A's acquire Chris Coghlan

By Jason Wojciechowski on February 27, 2016 at 5:06 PM

This here being an A's blog, I do believe you are owed my thoughts, deep and important as they are, on the local squad's acquisition of one Christopher B. Coghlan.

Coghlan, as you're aware, took home the NL Rookie of the Year Award in 2009 for a sterling 3.1 WARP season, though that value fluctuates depending on whether you rate his defense "bad" (FRAA), "a little worse than bad" (UZR), or "horrible" (DRS). Despite being a first-round pick, he wasn't a big-time prospect, and he's never again hit as well as he did in his rookie year. He's also suffered repeated major injuries, twice to his left knee (2010 and 2011, costing a total of 119 games) and once to his back (2013, costing 73 games). Escaping Miami seems to have done him a world of good, though, as Coghlan put up .292 and .279 TAvs the last two years in Chicago, mostly while playing left field; last year, he was a bit of a rover, supplementing his 750 left-field innings with 148 more in right, 78 at second, 13 at first, and 10 at third base. That's not quite prime Ben Zobrist, but it's worth noting that the three defensive systems all had him at least average overall. (Small sample siren.)

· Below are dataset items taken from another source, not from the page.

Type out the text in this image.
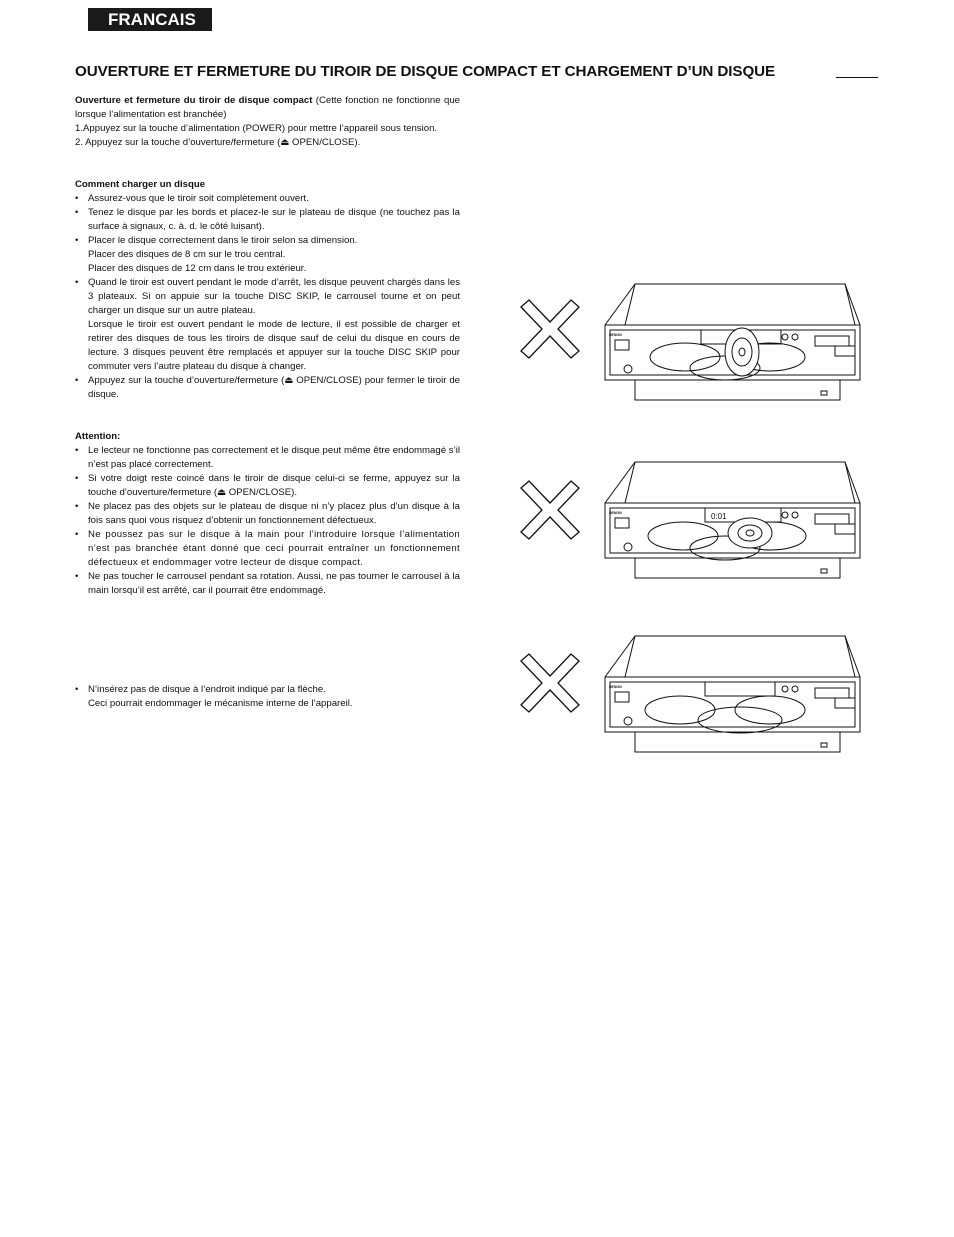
FRANCAIS
OUVERTURE ET FERMETURE DU TIROIR DE DISQUE COMPACT ET CHARGEMENT D’UN DISQUE

Ouverture et fermeture du tiroir de disque compact (Cette fonction ne fonctionne que lorsque l’alimentation est branchée)

1.Appuyez sur la touche d’alimentation (POWER) pour mettre l’appareil sous tension.

2. Appuyez sur la touche d’ouverture/fermeture (⏏ OPEN/CLOSE).

Comment charger un disque

• Assurez-vous que le tiroir soit complètement ouvert.
• Tenez le disque par les bords et placez-le sur le plateau de disque (ne touchez pas la surface à signaux, c. à. d. le côté luisant).
• Placer le disque correctement dans le tiroir selon sa dimension.
Placer des disques de 8 cm sur le trou central.
Placer des disques de 12 cm dans le trou extérieur.
• Quand le tiroir est ouvert pendant le mode d’arrêt, les disque peuvent chargés dans les 3 plateaux. Si on appuie sur la touche DISC SKIP, le carrousel tourne et on peut charger un disque sur un autre plateau.
Lorsque le tiroir est ouvert pendant le mode de lecture, il est possible de charger et retirer des disques de tous les tiroirs de disque sauf de celui du disque en cours de lecture. 3 disques peuvent être remplacés et appuyer sur la touche DISC SKIP pour commuter vers l’autre plateau du disque à changer.
• Appuyez sur la touche d’ouverture/fermeture (⏏ OPEN/CLOSE) pour fermer le tiroir de disque.

Attention:

• Le lecteur ne fonctionne pas correctement et le disque peut même être endommagé s’il n’est pas placé correctement.
• Si votre doigt reste coincé dans le tiroir de disque celui-ci se ferme, appuyez sur la touche d’ouverture/fermeture (⏏ OPEN/CLOSE).
• Ne placez pas des objets sur le plateau de disque ni n’y placez plus d’un disque à la fois sans quoi vous risquez d’obtenir un fonctionnement défectueux.
• Ne poussez pas sur le disque à la main pour l’introduire lorsque l’alimentation n’est pas branchée étant donné que ceci pourrait entraîner un fonctionnement défectueux et endommager votre lecteur de disque compact.
• Ne pas toucher le carrousel pendant sa rotation. Aussi, ne pas tourner le carrousel à la main lorsqu’il est arrêté, car il pourrait être endommagé.
• N’insérez pas de disque à l’endroit indiqué par la flèche.
Ceci pourrait endommager le mécanisme interne de l’appareil.
DENON
DENON	0:01
DENON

From the A's perspective, you can see why they'd prefer him to Mark Canha, even at the cost of a starting pitcher and additional salary: Coghlan is more flexible (Canha is ... not playing second base) and has a better track record of hitting success (Canha's surprisingly solid season in 2015 resulted in a .270 TAv). Now on the other hand, Coghlan has a track record of lack of success: The projection systems will look back at his 2011–13 numbers (70 OPS+) and wince. That's why Canha's PECOTA projection beats Coghlan's by 20 points; Steamer similarly has Canha by 11 points of wRC+. Sometimes the computers are smarter than us because they don't get suckered into narratives ("Coghlan sucked because he was hurt but now he's healthy, so he'll be good"); sometimes we're smarter than computers because those narratives are true. The neat thing about being a baseball team is that you have human experts to help judge this sort of thing; we shouldn't just take the A's at their implied word that they think Coghlan will be his 2014–15 self, but it should ease some of the anxieties.

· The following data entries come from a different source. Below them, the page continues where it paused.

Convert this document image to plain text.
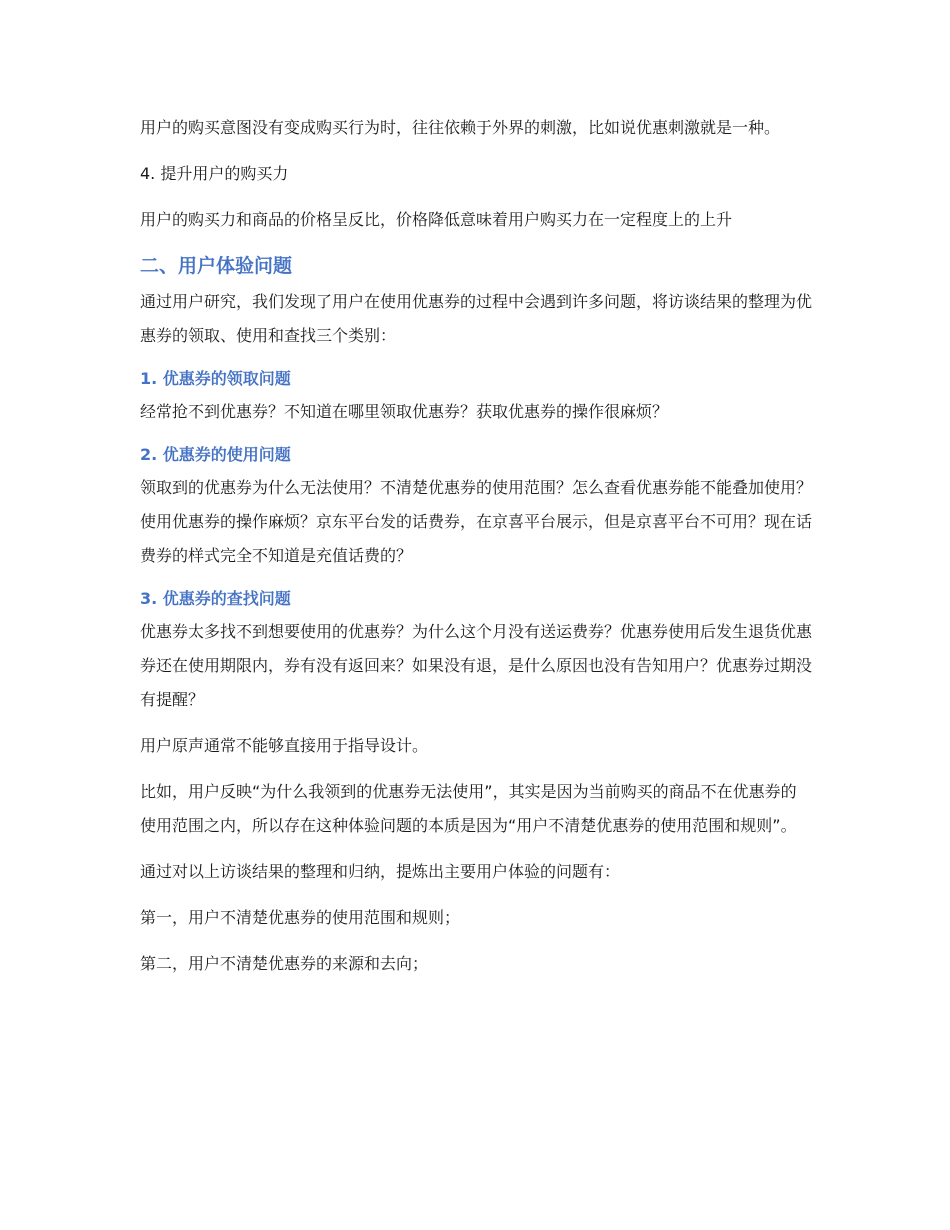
用户的购买意图没有变成购买行为时，往往依赖于外界的刺激，比如说优惠刺激就是一种。

4. 提升用户的购买力

用户的购买力和商品的价格呈反比，价格降低意味着用户购买力在一定程度上的上升

二、用户体验问题

通过用户研究，我们发现了用户在使用优惠券的过程中会遇到许多问题，将访谈结果的整理为优惠券的领取、使用和查找三个类别：

1. 优惠券的领取问题

经常抢不到优惠券？不知道在哪里领取优惠券？获取优惠券的操作很麻烦？

2. 优惠券的使用问题

领取到的优惠券为什么无法使用？不清楚优惠券的使用范围？怎么查看优惠券能不能叠加使用？使用优惠券的操作麻烦？京东平台发的话费券，在京喜平台展示，但是京喜平台不可用？现在话费券的样式完全不知道是充值话费的？

3. 优惠券的查找问题

优惠券太多找不到想要使用的优惠券？为什么这个月没有送运费券？优惠券使用后发生退货优惠券还在使用期限内，券有没有返回来？如果没有退，是什么原因也没有告知用户？优惠券过期没有提醒？

用户原声通常不能够直接用于指导设计。

比如，用户反映“为什么我领到的优惠券无法使用”，其实是因为当前购买的商品不在优惠券的使用范围之内，所以存在这种体验问题的本质是因为“用户不清楚优惠券的使用范围和规则”。

通过对以上访谈结果的整理和归纳，提炼出主要用户体验的问题有：

第一，用户不清楚优惠券的使用范围和规则；

第二，用户不清楚优惠券的来源和去向；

I've said Mark Canha's name an awful lot for a post that isn't about him, so it's worth noting that while the basic outfield of Reddick-Burns-Davis should be basically set, and while Coghlan is obviously going to make the major-league roster, and while it's equally clear that Coco Crisp and Josh Phegley aren't going anywhere, the 13th position-player spot is up in the air. It could still be Canha, to platoon with Yonder Alonso. It could be Sam Fuld, and damn the torpedoes with a three-outfielder bench so they don't lose him on waivers. It could be Eric Sogard, so that there's a shortstop on the bench. (Me personlly, I'm fine having Jed Lowrie serve as backup shortstop while also being the starting second baseman, but there are a billion reasons I'm not a major-league manager.)

The entirely ballsy move would be to use Coghlan to platoon with Billy Butler, but you'll note that I'm saying "ballsy" here, not "likely" or, for that matter, "good."

The cost for all this ruckus is Aaron Brooks. Don't forget how unimpressive he was notwithtanding his prototypical size and occasionally solid results. His virtues are that he's cheap, optionable, and owed the minimum salary. I'm completely comfortable counting on Dillon Overton or Felix Doubront or whoever for his innings.